Bu yeni haçlı saldırılarının sebep olduğu kan, kin, gözyaşı, yıkım ve dağılma, tarihimizin hiç bir döneminde yaşanmış mıdır? Hiç sanmıyorum. Bu topraklar toprak olalıdan beri bu oranda kan ve gözyaşı görmedi. Hiç bu kadar masum çocuk annesiz babasız kalmadı. Hiç bu kadar insan yerinden yurdundan göç etmedi. Akdeniz suları hiç bir vakit bu kadar mülteciyi boğmadı. Sahiller hiç bu kadar kıyıya vuran çocuk cesedi görmedi. En önemlisi ve acı vereni ise, müslüman müslümana hiç bu kadar bîgane kalmadı. Ne Moğol istilası, ne haçlı seferleri bu kadar barbarca olmadı; bu denli yıkıcı etkiler bırakmadı. Müslümanlar hiç bir dönemde bu kadar aşağılayıcı bir zillete razı olmadılar, bu zulmü kendilerine yapan can düşmanlarını dost görme yanlışına düşmediler.

İslam dünyası, tarihte uğradığı o büyük işgal ve saldırıların hiç birinden yenilgiyle çıkmadı. Ümmet, haçlı sürülerine karşı Selahaddin`i çıkardı; onunla işgalciyi kovdu. Peşinden Osmanlıyı doğurdu, onunla düşmanın çok önemli bazı kalelerini düşürdü, yüzyıllar boyunca kalplerine korku saldı.

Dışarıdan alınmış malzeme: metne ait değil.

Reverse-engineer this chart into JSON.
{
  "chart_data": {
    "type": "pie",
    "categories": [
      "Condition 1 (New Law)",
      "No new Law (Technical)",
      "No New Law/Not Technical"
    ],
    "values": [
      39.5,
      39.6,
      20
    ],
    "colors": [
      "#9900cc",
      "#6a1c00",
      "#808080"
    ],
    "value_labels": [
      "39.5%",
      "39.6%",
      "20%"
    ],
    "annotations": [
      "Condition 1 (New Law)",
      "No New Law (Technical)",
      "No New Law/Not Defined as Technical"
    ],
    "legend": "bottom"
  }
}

Peki, bugün bize ne oldu? Neden Selahaddin çıkarmıyor bu ümmet? Niçin Osmanlı ruhunu bulamıyoruz? Endülüs`ün o âb-ı hayat veren nefesi, Osmanlı`nın o kükreyen cesur sesi nerede? Yoksa tarihe şan katan o ruh bir daha dirilmemecesine öldü mü, veya yakalandığı ağır hastalıktan kurtulmak için tedavi mi bekliyor?

Sahi bize ne oldu? Sakın bize olan bu kötü şeyler kendimizden olmasın! Kendi fasit amellerimizin karşılığını görüyor olmayalım? Evet, evet... Hiç şüphesiz biz, o amellerimizin, ektiğimiz şer tohumlarının acı meyvelerini yiyoruz.

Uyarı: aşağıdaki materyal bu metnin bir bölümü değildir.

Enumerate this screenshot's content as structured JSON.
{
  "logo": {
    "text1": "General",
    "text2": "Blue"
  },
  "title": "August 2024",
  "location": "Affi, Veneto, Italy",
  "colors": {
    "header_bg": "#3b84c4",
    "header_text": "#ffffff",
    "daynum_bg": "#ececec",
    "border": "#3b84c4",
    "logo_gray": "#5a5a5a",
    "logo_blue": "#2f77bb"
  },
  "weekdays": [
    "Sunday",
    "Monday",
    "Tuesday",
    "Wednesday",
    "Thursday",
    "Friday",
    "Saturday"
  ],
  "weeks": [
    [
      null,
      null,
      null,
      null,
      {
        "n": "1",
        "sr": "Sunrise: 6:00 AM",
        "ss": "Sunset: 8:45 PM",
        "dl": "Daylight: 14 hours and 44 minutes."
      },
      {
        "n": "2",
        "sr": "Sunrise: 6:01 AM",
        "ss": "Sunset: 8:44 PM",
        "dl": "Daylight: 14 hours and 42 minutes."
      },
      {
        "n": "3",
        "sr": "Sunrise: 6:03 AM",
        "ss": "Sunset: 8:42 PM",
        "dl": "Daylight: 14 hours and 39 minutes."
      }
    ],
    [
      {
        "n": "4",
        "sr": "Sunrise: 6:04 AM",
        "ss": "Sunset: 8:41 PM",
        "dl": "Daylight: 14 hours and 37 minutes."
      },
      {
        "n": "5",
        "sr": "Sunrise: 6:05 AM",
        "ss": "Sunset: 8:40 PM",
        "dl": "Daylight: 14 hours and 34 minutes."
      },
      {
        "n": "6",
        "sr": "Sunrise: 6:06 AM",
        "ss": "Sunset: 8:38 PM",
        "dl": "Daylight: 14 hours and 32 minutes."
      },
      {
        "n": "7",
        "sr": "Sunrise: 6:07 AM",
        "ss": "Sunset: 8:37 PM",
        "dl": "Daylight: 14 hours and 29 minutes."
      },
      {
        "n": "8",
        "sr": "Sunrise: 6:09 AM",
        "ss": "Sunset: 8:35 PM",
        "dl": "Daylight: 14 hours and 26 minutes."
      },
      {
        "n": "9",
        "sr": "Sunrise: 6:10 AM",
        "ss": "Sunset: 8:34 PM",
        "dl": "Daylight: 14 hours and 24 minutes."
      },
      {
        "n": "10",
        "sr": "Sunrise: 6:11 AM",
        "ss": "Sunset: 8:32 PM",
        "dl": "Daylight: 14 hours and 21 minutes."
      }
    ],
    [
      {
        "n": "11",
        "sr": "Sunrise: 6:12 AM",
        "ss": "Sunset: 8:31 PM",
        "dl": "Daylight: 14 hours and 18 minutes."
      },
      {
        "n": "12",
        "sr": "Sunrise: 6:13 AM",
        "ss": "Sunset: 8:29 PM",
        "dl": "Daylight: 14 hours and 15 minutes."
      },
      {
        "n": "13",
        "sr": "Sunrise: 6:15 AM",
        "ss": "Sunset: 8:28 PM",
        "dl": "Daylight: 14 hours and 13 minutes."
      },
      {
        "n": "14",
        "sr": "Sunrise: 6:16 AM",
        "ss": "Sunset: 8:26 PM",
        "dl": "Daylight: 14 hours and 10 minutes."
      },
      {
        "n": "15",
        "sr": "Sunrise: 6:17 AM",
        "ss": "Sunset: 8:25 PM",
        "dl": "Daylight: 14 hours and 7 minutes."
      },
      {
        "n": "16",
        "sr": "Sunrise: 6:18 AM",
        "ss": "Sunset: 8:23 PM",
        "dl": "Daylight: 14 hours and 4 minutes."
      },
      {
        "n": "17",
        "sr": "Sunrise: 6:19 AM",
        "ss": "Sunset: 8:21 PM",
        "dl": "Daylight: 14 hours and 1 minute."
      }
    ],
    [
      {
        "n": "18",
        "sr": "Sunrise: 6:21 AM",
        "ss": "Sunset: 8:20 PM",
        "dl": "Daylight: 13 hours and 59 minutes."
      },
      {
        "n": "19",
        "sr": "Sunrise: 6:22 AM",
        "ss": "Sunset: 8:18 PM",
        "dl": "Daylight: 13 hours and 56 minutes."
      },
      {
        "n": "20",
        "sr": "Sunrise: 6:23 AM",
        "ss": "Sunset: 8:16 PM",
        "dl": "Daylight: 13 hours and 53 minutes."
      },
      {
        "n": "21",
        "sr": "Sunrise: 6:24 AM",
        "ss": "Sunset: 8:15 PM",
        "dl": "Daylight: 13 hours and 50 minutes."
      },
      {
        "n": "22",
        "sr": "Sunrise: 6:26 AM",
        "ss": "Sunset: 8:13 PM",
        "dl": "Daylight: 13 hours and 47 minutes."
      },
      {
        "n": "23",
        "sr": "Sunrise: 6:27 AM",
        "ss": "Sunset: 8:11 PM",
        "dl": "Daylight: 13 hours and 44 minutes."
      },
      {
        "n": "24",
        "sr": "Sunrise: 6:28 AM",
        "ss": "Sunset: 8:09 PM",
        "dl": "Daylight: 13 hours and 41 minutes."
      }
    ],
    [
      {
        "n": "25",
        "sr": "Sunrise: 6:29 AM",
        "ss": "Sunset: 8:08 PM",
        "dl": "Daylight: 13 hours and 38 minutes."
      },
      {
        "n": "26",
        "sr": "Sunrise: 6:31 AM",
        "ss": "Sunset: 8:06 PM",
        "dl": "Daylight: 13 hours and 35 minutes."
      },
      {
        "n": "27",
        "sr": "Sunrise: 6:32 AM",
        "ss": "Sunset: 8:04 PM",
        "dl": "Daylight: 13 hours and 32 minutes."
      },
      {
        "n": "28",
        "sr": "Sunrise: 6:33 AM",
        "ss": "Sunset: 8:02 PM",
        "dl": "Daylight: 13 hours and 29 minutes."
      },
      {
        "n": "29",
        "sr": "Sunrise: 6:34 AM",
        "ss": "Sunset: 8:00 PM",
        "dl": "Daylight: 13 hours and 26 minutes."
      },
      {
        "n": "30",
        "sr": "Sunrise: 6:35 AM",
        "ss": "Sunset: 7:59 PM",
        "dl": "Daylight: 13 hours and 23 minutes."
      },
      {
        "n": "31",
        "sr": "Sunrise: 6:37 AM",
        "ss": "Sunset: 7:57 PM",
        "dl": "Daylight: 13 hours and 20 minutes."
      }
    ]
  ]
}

Bu zillet ve esaret daha fazla sürmemeli. Ümmetin gücünü harekete geçirecek bir vesile bulmalıyız. Yıkılan, yanan binada ölen sadece cesetlerimiz değil, ruhlarımız da ölüyor. Ruhu ölmüş bir ümmet artık geri diriltilebilir mi? Ölünün dirilişi kıyamet günü hesap için olacaktır ancak.

Yarının o büyük hesabı için diriltilme anı gelmeden önce dirilmek gerek. Yaşarken ‘diri` yaşamak gerek ki, ölürken mümin olarak ölebilelim. ‘Diriltmek` için hayatımızı feda etmek lazım ki, ebedi diriliğe mazhar olalım.